Cutler Hall outside

Cutler Hall, home of the office of the president of Ohio University. File photo.

Ohio University last week announced it’s offering financial incentives for certain employees to retire or leave the university.

The offers of early retirement incentives and voluntary separation incentives – which OU’s Board of Trustees approved last month – come amid recent difficult conversations surrounding OU’s budget after declining enrollment in recent years.

OU is offering voluntary separation or retirement incentive packages to 608 faculty members, including most tenured professors, tenured associate professors, and administrators with the rank of tenured professor or associate professor. Meanwhile, OU is also offering an early-retirement incentive package to 66 total residential custodians.

You can read more about the benefits of each package on OU’s website at

 The employees eligible for the incentive packages were notified on Wednesday, Feb. 5, and they have 45 days to decide on whether to take the package.

OU on its website explained that the development of these plans is “one of the strategic short-term measures put in place to help the university rebalance its budget” in response to decreased enrollment in recent years.

“The university is also in the process of implementing functional alignment in select administrative areas and planning additional administrative unit budget reductions,” the release reads. “Importantly, (Ohio University) is also taking proactive measures to stabilize enrollments including its new OHIO Guarantee+ program, and the continued development of new academic offerings responsive to market demand.”
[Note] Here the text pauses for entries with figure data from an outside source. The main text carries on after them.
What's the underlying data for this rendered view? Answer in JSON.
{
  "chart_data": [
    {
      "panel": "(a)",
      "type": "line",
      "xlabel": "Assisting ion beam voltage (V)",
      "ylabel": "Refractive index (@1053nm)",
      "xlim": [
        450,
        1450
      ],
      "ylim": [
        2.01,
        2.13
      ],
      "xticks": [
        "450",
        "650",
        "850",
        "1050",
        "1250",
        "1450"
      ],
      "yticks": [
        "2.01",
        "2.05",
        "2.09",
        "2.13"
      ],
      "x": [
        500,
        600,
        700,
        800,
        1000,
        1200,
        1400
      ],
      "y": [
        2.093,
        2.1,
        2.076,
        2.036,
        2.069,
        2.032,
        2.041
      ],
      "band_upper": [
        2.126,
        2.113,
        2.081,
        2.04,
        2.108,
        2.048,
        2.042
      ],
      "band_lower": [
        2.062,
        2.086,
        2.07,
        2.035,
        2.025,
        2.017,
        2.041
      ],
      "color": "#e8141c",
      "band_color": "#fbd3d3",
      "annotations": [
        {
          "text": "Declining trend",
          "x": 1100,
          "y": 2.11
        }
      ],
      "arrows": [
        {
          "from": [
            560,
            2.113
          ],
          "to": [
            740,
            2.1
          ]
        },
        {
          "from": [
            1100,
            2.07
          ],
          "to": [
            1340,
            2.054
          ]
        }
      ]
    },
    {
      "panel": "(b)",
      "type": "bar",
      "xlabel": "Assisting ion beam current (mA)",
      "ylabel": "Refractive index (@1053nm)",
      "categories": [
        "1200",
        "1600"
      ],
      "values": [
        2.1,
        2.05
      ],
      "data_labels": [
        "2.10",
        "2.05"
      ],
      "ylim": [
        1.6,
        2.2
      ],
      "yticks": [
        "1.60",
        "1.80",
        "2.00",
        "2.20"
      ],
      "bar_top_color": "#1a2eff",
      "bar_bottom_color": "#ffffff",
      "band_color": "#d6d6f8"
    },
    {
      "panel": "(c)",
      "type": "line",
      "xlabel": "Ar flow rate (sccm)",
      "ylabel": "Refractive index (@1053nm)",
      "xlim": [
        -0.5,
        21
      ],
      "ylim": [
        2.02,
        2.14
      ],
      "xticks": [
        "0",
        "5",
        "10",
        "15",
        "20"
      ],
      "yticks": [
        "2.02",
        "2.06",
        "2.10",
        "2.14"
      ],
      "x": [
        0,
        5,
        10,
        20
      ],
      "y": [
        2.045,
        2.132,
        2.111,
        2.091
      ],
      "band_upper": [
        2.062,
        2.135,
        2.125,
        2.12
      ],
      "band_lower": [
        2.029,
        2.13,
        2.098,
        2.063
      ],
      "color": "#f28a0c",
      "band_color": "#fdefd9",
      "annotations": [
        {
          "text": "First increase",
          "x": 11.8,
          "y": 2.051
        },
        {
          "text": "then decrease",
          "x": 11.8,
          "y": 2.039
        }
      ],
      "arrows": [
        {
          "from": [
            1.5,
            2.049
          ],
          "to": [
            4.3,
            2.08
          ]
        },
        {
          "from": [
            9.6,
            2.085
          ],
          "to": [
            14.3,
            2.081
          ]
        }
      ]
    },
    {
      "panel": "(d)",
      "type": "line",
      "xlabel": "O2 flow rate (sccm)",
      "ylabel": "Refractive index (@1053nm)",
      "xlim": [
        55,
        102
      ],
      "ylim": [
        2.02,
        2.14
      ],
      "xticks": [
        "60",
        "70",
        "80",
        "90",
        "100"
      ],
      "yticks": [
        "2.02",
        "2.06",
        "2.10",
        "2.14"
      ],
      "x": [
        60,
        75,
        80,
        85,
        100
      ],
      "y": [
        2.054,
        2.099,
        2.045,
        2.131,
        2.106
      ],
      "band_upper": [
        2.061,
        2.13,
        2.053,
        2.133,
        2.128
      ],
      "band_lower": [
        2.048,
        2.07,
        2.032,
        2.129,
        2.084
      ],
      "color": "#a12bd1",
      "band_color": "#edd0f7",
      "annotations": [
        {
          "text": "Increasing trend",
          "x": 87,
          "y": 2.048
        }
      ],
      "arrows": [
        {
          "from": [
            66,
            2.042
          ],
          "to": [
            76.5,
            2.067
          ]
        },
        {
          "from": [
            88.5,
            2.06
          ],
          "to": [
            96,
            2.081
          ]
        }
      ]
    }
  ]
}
Employees who elect to participate in the separation packages will have a separation date between April 30 and June 30 this year and will receive an incentive benefit of $15,000 or 100 percent of their current annual compensation, whichever is less, along with “additional funds to off-set the cost of purchasing health benefits from an external provider for employees currently enrolled in the University’s medical insurance plan,” the website reads.